I don't want to be this way anymore!!!!
As a little girl i went through so much hurt and drama. And it turned me into this fragile person. Always getting hurt and taken advantage of and not doing anything about it. Before i wouldnt care about anything. And when i say anything i literally mean it. The only consolation i would get, was from writting in journal and letting all my feelings out. I never really liked talking about my problems growing up. I kept everything inside.
Now that im 20 years old going on to 21 things are almost the same. In some way im still afraid to stand up for myself. It's not that i don't want to, but something inside me won't let me. I get so mad at myself for this. I try not to blame my past life or my life as a child. I don't want to be blaming anyone. This is my life and i should be the one taking responsibility for my own actions.

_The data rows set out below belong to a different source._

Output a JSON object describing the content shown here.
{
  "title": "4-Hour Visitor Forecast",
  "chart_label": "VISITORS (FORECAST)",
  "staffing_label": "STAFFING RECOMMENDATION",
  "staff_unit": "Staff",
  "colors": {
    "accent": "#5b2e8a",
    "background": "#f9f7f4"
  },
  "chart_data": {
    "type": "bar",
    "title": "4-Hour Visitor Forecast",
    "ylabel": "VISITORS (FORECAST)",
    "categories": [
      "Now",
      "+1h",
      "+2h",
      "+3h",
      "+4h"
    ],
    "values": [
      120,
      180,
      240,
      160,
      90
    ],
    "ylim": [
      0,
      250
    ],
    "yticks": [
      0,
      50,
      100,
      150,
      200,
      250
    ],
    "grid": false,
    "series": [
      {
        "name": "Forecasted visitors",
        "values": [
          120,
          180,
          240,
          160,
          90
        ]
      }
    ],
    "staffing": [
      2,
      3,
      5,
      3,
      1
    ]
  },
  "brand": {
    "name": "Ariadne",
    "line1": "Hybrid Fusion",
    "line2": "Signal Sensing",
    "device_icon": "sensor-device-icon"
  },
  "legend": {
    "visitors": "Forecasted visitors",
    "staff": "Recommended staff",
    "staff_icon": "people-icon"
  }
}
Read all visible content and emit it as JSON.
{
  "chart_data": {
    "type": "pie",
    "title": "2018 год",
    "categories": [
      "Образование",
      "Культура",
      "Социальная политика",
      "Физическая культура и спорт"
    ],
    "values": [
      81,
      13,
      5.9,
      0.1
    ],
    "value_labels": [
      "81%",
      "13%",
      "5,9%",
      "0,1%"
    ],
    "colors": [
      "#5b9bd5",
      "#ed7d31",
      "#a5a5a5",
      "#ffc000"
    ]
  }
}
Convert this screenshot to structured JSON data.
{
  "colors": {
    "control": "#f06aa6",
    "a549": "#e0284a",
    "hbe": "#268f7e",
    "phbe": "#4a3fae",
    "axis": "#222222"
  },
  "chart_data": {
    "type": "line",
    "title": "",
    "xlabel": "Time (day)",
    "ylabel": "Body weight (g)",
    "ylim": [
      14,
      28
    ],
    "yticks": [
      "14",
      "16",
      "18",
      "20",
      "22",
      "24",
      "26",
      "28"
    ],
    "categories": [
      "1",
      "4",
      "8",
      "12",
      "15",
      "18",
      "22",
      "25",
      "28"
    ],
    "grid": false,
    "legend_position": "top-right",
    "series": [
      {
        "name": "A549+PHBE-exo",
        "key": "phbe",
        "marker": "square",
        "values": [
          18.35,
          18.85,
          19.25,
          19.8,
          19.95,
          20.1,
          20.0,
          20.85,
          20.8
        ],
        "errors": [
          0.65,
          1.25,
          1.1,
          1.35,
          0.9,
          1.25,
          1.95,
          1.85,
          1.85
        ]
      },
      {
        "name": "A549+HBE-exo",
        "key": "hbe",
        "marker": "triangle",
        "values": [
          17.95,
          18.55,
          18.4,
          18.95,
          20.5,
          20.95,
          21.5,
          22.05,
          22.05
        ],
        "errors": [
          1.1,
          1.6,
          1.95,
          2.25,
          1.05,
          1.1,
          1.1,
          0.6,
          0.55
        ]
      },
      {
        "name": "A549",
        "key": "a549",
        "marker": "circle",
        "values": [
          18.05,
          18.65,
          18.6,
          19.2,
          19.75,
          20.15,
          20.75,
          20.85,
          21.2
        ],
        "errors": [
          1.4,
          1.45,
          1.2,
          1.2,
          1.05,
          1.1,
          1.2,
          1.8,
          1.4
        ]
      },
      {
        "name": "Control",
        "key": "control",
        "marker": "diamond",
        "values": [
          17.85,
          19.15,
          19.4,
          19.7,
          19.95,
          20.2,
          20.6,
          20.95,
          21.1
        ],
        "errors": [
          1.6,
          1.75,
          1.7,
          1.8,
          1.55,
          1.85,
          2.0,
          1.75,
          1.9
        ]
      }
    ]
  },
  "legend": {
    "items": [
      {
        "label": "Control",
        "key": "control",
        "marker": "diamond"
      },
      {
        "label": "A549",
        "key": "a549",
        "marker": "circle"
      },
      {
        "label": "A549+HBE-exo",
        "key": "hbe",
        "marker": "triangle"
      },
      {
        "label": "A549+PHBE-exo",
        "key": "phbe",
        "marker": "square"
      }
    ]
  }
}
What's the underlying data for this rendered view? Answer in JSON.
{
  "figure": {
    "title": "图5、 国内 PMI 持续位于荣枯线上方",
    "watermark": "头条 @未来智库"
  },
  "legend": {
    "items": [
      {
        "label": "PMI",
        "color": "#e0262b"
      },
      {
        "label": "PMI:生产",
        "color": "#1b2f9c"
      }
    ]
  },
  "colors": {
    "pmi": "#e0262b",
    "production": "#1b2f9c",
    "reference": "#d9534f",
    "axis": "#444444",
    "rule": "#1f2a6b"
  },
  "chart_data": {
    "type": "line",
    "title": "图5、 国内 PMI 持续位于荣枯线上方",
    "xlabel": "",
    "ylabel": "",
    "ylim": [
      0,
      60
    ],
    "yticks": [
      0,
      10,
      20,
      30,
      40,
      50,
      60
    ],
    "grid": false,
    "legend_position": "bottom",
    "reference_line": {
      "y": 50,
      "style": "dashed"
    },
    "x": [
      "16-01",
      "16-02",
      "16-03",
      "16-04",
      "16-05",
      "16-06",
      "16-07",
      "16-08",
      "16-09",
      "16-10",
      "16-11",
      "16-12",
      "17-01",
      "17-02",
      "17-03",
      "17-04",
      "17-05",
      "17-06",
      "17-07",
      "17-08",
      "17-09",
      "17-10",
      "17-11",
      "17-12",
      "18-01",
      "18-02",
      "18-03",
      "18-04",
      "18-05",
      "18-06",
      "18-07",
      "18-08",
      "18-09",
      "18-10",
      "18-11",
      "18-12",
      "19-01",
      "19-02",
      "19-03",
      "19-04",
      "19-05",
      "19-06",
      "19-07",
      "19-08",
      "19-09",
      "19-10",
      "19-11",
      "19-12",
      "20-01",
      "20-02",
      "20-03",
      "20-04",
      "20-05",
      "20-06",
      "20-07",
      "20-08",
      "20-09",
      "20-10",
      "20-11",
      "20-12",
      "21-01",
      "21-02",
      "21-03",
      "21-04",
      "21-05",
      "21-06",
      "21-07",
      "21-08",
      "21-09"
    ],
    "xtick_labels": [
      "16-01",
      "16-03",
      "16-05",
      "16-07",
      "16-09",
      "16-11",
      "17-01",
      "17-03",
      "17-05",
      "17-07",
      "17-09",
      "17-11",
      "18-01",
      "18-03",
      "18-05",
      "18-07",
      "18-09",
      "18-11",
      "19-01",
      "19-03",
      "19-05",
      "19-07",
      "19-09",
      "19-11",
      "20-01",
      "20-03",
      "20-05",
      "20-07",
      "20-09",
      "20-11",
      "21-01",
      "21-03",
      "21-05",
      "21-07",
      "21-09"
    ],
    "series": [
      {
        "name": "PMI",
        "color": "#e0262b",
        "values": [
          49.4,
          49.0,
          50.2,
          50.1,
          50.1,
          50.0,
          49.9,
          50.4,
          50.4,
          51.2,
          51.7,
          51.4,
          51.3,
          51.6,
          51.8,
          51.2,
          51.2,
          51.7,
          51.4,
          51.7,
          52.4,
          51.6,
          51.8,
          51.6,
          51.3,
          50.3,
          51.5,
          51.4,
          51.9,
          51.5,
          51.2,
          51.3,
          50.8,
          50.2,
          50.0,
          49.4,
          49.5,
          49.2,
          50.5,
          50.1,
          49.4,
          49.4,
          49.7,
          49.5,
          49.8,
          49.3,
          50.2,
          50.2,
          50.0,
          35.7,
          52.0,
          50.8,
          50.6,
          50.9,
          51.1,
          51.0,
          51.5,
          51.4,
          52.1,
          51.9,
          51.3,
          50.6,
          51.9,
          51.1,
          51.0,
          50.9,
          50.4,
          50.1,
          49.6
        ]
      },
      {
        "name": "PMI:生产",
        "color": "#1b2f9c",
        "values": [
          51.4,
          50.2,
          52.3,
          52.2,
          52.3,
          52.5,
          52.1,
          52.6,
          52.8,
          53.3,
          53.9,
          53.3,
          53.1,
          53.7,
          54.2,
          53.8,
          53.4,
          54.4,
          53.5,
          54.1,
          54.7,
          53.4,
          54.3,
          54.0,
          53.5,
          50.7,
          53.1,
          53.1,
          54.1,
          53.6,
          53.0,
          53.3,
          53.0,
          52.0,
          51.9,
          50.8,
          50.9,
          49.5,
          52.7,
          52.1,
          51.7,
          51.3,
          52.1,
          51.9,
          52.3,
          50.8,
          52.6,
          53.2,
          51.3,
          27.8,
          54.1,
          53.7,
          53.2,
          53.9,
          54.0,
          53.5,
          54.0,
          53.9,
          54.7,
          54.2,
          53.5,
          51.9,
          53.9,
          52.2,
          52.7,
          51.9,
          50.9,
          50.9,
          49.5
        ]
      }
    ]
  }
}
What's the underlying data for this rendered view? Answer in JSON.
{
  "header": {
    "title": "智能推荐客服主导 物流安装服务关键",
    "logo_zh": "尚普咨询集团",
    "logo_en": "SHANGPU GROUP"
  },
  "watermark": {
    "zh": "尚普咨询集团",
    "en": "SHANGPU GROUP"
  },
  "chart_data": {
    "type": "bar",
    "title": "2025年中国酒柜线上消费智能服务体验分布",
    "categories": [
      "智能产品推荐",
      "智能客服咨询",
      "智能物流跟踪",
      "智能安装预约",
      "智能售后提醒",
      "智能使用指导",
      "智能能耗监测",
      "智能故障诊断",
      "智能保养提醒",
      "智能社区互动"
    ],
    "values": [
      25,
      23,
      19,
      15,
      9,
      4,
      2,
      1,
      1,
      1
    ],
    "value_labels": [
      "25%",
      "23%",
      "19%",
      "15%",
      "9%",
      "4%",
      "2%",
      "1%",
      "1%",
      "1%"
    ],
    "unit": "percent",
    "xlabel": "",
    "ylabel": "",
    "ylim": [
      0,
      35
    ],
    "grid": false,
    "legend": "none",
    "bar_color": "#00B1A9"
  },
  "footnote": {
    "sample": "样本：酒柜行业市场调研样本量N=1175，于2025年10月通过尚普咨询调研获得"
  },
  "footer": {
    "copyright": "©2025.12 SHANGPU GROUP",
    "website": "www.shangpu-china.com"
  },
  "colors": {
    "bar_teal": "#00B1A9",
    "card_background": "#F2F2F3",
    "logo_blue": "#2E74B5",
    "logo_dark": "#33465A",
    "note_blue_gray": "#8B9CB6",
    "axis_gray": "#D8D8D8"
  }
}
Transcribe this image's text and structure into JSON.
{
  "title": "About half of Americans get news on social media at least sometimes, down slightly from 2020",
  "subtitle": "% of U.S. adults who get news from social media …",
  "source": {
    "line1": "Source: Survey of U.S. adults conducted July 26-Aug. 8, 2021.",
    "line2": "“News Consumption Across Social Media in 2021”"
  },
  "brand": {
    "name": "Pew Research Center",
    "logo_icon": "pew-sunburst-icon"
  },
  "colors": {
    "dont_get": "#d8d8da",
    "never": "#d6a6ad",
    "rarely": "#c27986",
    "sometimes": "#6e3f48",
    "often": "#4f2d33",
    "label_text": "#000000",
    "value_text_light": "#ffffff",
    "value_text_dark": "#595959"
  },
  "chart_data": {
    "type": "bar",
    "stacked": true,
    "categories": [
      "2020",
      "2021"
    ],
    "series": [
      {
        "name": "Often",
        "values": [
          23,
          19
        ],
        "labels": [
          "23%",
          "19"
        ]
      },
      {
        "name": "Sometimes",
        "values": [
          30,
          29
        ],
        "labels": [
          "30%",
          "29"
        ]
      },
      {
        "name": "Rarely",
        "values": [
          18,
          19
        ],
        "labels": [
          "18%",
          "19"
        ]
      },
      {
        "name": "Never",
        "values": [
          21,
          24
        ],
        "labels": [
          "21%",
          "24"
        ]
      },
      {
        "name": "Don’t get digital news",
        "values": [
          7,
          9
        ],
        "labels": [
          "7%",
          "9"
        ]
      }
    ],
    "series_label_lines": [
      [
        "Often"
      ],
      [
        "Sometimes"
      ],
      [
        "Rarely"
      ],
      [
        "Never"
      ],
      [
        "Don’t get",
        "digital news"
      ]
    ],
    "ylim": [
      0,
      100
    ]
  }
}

But lately i feel so bad and ashamed for being this way. I want to take control of my life and sometimes i just don't know how. I don't want to be this poor girl who everyone is gonna feel sorry for because of the things i've been through. But the truth is that, I am a strong person and can live life just fine. But trying to find a way to actually living it right is the difficult part. I'm not sure where to start with myself or my life.......
Can my attitude towards life be changed or even helped?? ( i know it can) LOL but how??
I'm getting sick of myself!! I need to be different and not be this sad person!!!